Mais la nature de l'influence de l'activité humaine sur l'enregistrement des sédiments a changé au 20e siècle : ici, les traces de l'aube de l'ère nucléaire et de la Grande Accélération ont également laissé leur marque indélébile. Le césium radioactif s'est déposé à des niveaux beaucoup plus élevés dans les années 1950, atteignant un pic en 1963 et chutant avec la signature des traités de prolifération nucléaire plus tard au milieu du siècle. Les particules témoignant de l'utilisation accrue des combustibles fossiles ont commencé à remplir les sédiments. Les microplastiques ont fait leur apparition.
Les carottes du lac Crawford racontent toute cette histoire. L'une des trois dernières carottes se trouve déjà dans une installation cryogénique au Musée canadien de la nature à Ottawa. Une autre est conservée à l'université de Carleton pour être utilisée à des fins de recherche. La dernière se trouve maintenant au ROM, où elle constitue la première acquisition par les Frères.

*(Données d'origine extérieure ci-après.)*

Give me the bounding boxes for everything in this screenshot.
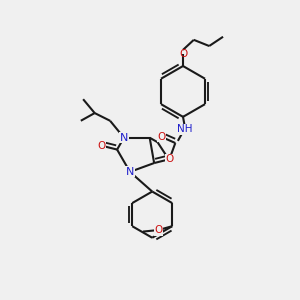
- Text: N: N: [126, 167, 134, 177]
- Text: N: N: [120, 133, 128, 143]
- Text: O: O: [154, 225, 163, 235]
- Text: O: O: [98, 141, 106, 151]
- Text: O: O: [179, 49, 187, 59]
- Text: NH: NH: [177, 124, 192, 134]
- Text: O: O: [165, 154, 174, 164]
- Text: O: O: [157, 132, 166, 142]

L'excursion de février 2022 a marqué la fin, en quelque sorte, d'un processus de collecte de preuves sur ce lac inhabituel. Bien que les recherches sur les secrets profonds du lac Crawford soient loin d'être terminées, il est temps pour le lac lui-même de se reposer. Garvie, la doctorante qui a célébré la cérémonie au lac, se retrouve souvent au milieu de l'exercice d'équilibre que McCarthy essaie de réaliser. D'après son expérience, les méthodes autochtones de connaissance du monde et les méthodes scientifiques occidentales sont "souvent incommensurables". Mais en tant que femme autochtone et étudiante à l'université Queen's sur l'histoire géologique des lacs, elle essaie de s'engager dans les deux voies. "Pour moi, dit-elle, le fait que l'équipe Crawford ait laissé cet espace pour la cérémonie était un bon signe et un pas dans une direction positive qui normalise les différentes façons d'être.
Kat Eschner
Kat Eschner est une journaliste scientifique et économique basée à Toronto.